Lisa Guthrie, ihre Agentin, beobachtete sie über den Rand ihrer Brille hinweg und unterdrückte ein Lächeln, weil Jessa manchmal so berechenbar sein konnte. Sie hatte sich gegen die Frühstückstheke in Jessas großzügiger Londoner Loftwohnung gelehnt und sprach in ruhigem Ton zu ihrer Lieblingsklientin: »Im Gegenteil, es ist sogar eine sehr gute Idee. Genauso wie es damals eine gute Idee war, beim Verfassen der Biographie mitzuarbeiten, um so wenigstens ein bisschen Kontrolle zu behalten. Auf diesem Weg können wir am bestem jeder Sensationsheische Einhalt gebieten. Deine Lebensgeschichte ist dramatisch: die erste bekennende Lesbe, die als Musikdirektorin ein bedeutendes Symphonieorchester leitet; eine der jüngsten Musikdirektorinnen eines Orchesters in Nordamerika überhaupt; die erste klassische Musikerin mit einer CD an der Spitze der Pop-Charts; die erste Musikerin, deren Biographie auf beiden Seiten des Atlantiks an Nummer Eins auf den Bestsellerlisten für Sachbücher steht – du bist ein Star.«
»Ich hasse das Wort.« Jessas Stirnrunzeln verwandelte sich in einen finsteren Blick. »Außerdem, abgesehen von der Tatsache, dass ich Musikdirektorin des TSO sein werde, was allerdings auch erst in gut einem Jahr passiert, hatte all das überhaupt nichts mit mir zu tun. Die CD ist nur so hoch in den Pop-Charts, weil ich mit Norah Jones zusammengearbeitet habe.«
»Dein Name und dein Bild waren vorn auf der CD –«
»Noch so eine unsinnige Idee. Ich habe die CD nur produziert und bei einigen Stücken gespielt, weil Norah mal eine andere Richtung ausprobieren wollte. Es hat mir wirklich gut gefallen, gemeinsam mit ihr zu schreiben, aber ich hätte nie mein Einverständnis für das Cover-Foto geben sollen. Das hat doch einen vollkommen falschen Eindruck vermittelt.«
»Jessa, krieg dich ein. Ja, auf dem Foto ist dein Bauchnabel zu sehen, und einige in der Klassik-Gemeinde haben sich den Mund darüber zerrissen. Offensichtlich nehmen sie dich aber trotzdem noch für voll, sonst wärst du für die nächste Saison nicht so ausgebucht. Ganz zu schweigen von dem Zweijahresvertrag mit dem Torontoer Symphonieorchester. Mal ganz im Ernst: habe ich dich in meiner Funktion als deine Managerin jemals gebeten etwas zu tun, was sich dann als schlecht für deine Karriere herausstellte?«
Jessa schaute betreten zu Boden. Lisa war ja so viel mehr als nur eine Managerin. Je nach Bedarf war sie große Schwester, Ersatzmutter, Agentin und sogar Finanzberaterin. Inzwischen wurde sie zwar dafür entsprechend gut entlohnt, aber das war nicht immer so gewesen, und Jessa verdankte ihr mehr als irgendeinem anderen Menschen in ihrem Leben. Allerdings erwähnte Lisa nie all diese persönlichen Dinge, die sie für Jessa getan hatte, sondern erinnerte sie lediglich, wie auch jetzt wieder, an berufliche Entscheidungen, und auch dann nur, wenn sie der Meinung war, dass Jessa unvernünftig auf einen ihrer Vorschläge reagierte.

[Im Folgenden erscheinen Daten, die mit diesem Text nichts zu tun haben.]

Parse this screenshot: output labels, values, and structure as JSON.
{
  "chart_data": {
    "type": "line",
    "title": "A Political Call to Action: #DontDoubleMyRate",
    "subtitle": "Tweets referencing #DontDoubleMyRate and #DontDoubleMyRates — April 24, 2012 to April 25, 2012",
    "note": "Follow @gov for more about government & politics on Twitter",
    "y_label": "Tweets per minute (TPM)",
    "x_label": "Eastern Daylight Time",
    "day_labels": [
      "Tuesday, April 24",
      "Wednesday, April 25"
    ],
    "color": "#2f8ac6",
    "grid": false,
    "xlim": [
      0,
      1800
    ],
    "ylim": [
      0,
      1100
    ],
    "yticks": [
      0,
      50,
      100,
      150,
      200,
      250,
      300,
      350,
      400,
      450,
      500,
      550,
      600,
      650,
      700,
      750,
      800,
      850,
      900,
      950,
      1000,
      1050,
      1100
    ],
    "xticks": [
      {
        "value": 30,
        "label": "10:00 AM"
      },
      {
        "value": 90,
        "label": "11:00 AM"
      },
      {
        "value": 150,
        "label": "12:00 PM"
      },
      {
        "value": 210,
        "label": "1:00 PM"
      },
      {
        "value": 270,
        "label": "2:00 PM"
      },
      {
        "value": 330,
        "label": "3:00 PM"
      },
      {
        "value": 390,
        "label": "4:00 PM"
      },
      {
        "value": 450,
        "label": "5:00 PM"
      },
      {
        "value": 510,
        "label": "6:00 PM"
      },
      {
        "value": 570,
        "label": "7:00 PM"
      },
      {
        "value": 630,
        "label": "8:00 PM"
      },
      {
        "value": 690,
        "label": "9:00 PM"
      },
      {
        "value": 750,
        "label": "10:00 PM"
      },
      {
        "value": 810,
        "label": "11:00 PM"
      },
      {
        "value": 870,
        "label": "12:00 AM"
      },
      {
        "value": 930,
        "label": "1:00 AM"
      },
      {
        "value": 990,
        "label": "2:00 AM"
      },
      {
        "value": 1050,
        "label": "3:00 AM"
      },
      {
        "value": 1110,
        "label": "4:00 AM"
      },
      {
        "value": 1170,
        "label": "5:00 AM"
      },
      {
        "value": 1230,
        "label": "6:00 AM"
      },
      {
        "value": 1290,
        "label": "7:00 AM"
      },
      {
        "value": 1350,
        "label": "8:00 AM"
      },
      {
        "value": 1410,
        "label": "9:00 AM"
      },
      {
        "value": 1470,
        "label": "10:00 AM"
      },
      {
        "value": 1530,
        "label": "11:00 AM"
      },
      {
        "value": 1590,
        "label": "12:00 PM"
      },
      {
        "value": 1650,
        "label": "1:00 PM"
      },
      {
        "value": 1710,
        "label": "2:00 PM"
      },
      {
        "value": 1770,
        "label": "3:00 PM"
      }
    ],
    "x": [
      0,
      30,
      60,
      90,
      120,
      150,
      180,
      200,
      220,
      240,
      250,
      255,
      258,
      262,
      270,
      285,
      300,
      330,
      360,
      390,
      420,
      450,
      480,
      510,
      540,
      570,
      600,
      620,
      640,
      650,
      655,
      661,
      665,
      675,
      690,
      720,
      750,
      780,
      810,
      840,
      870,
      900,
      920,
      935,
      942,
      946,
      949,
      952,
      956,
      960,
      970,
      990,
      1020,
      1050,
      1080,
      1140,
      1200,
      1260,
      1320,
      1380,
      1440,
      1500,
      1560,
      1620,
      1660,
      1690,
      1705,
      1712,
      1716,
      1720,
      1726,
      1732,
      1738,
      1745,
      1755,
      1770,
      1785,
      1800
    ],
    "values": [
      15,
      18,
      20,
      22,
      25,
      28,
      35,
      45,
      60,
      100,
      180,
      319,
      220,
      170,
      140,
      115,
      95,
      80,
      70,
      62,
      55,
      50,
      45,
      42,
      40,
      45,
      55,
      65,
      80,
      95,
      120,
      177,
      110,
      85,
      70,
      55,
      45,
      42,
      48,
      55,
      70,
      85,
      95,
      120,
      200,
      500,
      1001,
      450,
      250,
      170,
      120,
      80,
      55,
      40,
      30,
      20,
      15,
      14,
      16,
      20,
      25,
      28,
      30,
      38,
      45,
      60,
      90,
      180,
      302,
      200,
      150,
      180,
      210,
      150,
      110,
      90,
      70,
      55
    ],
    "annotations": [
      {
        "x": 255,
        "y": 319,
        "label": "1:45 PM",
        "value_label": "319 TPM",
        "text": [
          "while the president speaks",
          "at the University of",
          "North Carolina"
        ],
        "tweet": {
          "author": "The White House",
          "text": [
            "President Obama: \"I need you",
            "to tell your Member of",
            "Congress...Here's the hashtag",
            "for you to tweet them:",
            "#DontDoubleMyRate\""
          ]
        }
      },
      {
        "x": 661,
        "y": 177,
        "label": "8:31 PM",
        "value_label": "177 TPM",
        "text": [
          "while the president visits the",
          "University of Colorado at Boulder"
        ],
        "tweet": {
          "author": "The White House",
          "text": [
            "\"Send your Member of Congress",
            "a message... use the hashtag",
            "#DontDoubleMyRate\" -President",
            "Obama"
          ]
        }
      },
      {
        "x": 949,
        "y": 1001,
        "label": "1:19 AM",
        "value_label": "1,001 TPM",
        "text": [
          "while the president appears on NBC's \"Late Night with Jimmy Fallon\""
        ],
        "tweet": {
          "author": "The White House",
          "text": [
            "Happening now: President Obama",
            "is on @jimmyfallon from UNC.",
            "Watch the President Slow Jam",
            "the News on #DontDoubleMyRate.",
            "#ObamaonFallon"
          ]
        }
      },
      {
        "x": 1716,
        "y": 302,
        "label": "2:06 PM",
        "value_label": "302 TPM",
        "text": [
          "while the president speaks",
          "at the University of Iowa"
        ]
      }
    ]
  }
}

»Nein«, gab Jessa seufzend zu. »Du hast zwar einige verrückte Entscheidungen getroffen, über die Richtung, in die ich meine Karriere entwickeln sollte, aber die haben sich alle als vorausschauend erwiesen. Und wenn du meinst, dass ich die künstlerische Kontrolle über die Verfilmung meiner Lebensgeschichte behalten soll, dann liegst du da wahrscheinlich wieder richtig. Mir widerstrebt aber die Art und Weise, wie ich das machen soll. Die nächsten zwei Monate werden arbeitsreich und stressig: eine Woche in New York, dann eine Woche in Toronto – und dort nicht nur Dirigieren, sondern auch die Öffentlichkeitsarbeit anlässlich der Bekanntmachung meiner Berufung –, dann eine Woche Berlin und dann zurück nach London. Ich brauche da wirklich nicht noch zusätzlichen Stress durch eine selbstsüchtige Schauspielerin, die mir überallhin folgt und mich ständig von dem ablenkt, auf das ich mich konzentrieren muss!« Jessas Stimme war im Verlauf des letzten Satzes immer lauter geworden und hatte einen wehleidigen Quengelton angenommen.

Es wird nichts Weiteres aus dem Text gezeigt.